Your mortgage is a smart investment strategy

Chart of future net worth with and without a mortgageAll this talk about mortgages... Can you tell housing prices are slumping and people are finding themselves upside down? I hope you're not one of them. That's a hard lesson to learn.

I'm amazed at the number of conservative people I know who would never dream of buying stocks on margin, or buy calls or puts; but who think nothing at all of their struggle to make payments on their million dollar mortgages.

One day soon, if it hasn't already happened, I think many of them will realize their million dollar mortgages have them pinned to the walls of their McMansions. Their problem is the lack of greater fools. There are fewer and fewer fools out there willing to bid up home values.

The backlash has begun. We're starting to see articles like this one pop up about paying cash for a home. We'll be seeing lots more about the wisdom of paying down a mortgage too. The pendulum has swung about as far as it will go. It's stopped and is headed back to center.

It's an interesting read, the article referenced above. I know it was meant to appeal to the "in over your head" set, but it has left me wondering whether in his zeal to appeal (nice tag line, that one, eh?) he's strained his own credibility. I don't think his reporting matches his math. Check me on this. I'll be just as delighted as you if you can find my error here.

Here are his two rules for determining, with a given amount of cash to invest, whether it makes more sense to take out a mortgage and invest the balance of the nest egg; or to use the entire nest egg and pay cash for a house:

  1. If the rate of return on your investments exceeds the mortgage rate, borrowing leaves you better off than paying all cash.
  2. If the rate of return on your investments is less than the mortgage rate, paying all cash leaves you better off than borrowing, provided you save an amount every month equal to the mortgage payment that you would have had following a mortgage strategy.

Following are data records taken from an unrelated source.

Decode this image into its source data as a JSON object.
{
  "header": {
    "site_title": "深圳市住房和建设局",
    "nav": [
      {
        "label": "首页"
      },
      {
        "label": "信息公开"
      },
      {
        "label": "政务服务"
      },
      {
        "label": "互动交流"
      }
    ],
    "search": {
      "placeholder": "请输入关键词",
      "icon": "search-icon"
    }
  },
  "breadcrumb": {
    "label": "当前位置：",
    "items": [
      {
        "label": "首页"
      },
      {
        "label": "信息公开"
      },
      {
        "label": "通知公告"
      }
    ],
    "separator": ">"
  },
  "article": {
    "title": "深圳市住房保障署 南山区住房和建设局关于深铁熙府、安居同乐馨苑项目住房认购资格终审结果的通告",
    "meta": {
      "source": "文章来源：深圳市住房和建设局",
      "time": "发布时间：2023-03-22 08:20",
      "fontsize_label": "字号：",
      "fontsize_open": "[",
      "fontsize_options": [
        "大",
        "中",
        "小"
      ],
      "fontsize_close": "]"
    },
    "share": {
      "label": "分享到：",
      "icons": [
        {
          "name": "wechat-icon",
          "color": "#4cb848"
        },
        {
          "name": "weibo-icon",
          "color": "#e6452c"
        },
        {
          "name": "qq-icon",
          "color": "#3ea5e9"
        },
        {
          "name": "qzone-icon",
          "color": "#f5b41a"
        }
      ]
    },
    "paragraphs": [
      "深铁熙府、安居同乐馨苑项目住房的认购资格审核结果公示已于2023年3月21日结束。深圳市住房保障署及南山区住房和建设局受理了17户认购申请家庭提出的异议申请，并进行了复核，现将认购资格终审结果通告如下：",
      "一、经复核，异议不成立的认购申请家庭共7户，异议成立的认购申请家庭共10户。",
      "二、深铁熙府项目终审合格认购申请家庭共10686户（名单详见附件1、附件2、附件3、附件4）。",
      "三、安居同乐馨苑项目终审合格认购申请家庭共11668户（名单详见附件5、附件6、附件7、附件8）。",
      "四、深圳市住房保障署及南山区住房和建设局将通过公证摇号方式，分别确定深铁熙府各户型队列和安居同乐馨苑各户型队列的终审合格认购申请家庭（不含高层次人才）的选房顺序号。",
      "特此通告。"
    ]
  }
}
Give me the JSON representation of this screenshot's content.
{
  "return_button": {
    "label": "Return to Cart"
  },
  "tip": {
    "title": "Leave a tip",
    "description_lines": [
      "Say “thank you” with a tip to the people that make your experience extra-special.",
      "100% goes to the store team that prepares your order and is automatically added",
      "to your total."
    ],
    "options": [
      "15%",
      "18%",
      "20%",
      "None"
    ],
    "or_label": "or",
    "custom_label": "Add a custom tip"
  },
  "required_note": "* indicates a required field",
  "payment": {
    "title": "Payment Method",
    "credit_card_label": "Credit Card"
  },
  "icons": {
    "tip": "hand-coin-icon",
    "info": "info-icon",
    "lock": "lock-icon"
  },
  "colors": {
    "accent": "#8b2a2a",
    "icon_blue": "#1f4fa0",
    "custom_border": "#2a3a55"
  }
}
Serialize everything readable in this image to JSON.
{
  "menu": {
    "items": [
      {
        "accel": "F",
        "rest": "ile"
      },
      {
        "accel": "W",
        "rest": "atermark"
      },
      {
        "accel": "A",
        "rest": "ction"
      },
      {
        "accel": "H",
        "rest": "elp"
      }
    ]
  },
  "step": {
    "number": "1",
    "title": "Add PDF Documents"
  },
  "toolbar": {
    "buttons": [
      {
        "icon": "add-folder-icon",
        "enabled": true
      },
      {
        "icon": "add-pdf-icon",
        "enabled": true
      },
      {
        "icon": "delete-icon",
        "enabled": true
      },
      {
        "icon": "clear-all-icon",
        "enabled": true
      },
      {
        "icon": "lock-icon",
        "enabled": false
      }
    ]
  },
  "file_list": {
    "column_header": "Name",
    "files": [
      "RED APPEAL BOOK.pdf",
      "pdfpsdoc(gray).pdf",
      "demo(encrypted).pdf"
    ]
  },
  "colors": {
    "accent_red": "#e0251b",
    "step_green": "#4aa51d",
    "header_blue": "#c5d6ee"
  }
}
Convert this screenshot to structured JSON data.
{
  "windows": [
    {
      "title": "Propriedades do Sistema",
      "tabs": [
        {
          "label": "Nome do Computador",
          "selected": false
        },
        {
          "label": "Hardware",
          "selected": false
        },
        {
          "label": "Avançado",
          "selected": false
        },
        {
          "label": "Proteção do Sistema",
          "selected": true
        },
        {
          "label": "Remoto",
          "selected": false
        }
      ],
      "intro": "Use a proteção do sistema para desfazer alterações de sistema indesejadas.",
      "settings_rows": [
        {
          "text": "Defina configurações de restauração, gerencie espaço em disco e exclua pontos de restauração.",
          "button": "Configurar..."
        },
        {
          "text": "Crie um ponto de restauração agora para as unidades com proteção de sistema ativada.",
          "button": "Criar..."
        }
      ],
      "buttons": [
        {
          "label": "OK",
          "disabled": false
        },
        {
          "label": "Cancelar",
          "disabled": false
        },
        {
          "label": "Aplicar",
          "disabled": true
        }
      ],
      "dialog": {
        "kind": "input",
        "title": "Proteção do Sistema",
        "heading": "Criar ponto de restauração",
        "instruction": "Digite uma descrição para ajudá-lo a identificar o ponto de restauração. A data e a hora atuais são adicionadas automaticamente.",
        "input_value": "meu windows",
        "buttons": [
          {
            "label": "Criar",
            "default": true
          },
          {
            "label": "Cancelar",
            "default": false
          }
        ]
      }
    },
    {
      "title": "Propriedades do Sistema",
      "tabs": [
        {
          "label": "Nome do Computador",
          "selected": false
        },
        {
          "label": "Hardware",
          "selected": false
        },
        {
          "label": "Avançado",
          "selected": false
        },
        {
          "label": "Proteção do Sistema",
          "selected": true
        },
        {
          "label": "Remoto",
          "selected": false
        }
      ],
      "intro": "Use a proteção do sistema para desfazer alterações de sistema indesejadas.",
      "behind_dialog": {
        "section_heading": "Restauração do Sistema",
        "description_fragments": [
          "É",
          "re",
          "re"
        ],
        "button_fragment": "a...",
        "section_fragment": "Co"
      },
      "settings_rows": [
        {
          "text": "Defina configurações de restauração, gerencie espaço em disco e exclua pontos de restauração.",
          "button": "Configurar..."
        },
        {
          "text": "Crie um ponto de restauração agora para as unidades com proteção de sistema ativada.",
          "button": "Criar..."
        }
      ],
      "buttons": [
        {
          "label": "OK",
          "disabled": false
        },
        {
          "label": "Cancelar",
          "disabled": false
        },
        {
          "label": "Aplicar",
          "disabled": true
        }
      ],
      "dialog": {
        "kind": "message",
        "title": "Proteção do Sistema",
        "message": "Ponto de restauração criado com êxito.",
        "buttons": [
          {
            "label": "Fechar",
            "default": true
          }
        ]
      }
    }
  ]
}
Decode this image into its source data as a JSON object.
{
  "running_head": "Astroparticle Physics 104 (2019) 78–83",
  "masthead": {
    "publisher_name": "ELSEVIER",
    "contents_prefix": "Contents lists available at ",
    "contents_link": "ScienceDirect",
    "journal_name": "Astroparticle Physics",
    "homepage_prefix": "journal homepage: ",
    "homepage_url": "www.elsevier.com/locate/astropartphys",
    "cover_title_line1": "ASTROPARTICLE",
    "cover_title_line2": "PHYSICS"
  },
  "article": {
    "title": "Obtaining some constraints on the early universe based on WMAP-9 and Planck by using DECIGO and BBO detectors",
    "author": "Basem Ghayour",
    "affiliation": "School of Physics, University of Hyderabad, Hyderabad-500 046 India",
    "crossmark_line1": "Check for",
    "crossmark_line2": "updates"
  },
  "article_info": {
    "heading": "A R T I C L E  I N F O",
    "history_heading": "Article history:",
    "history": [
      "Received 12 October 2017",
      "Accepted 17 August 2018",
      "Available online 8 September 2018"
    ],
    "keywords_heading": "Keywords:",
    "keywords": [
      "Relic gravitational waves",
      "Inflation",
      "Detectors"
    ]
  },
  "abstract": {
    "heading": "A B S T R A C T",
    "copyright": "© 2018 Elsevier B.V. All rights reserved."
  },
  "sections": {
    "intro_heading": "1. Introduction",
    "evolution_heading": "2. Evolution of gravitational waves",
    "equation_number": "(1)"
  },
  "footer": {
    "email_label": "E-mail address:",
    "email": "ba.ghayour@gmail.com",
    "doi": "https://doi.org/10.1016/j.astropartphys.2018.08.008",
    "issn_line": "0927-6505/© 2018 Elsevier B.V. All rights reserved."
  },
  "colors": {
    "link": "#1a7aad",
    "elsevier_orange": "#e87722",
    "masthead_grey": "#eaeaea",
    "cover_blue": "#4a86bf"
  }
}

He even gives a link to a spreadsheet to assist in doing the calculations.

Rule #1 caught my eye because it doesn't ring true to a seasoned investor like myself. I have a hard time believing it. My logic says the appreciation and value of the underlying investment - my house - won't change whether I carry a mortgage on it or not. The house simply doesn't know or care how it's being paid for. So whether I carry a mortgage or not, the impact of appreciation of the underlying asset is immaterial. The author says this, too, by the way. On this point we agree.

But where we part ways in our thinking is this business about the return rate of invested cash equaling the mortgage rate. I don't see how those two rates can be considered as canceling each other out. In terms of effective return on investment, your mortgage rate should be reduced an amount approximately equal to your marginal tax rate. That's because mortgage interest (and points, to some degree) are deductible.

And then there is the matter of basis. If you take out a mortgage, you're using leverage to gain control of an asset, which you hope will increase in value. Because you have money remaining in your bank account which you would have used (could have used) to pay cash for the house, you can further increase your potential future net worth by investing that cash.

Chart of future net worth with and without a mortgage

The effect of leverage is a multiplier effect on your investment basis. Fundamentally, or so it seems to me, this has a much larger impact on future net worth than does the comparison of mortgage rate to investment return. The attached chart is one I created to illustrate the concept. The bright yellow line is computed future net worth using the power of leverage - taking out a mortgage and investing the rest of the home price. The dull yellow line is your net worth projection using no leverage - paying for your home in cash.

Did I make a mistake in my math here somewhere? You tell me. I'm pretty convinced that wisely used leverage - the kind that comes with tax advantages - is the smarter investment strategy.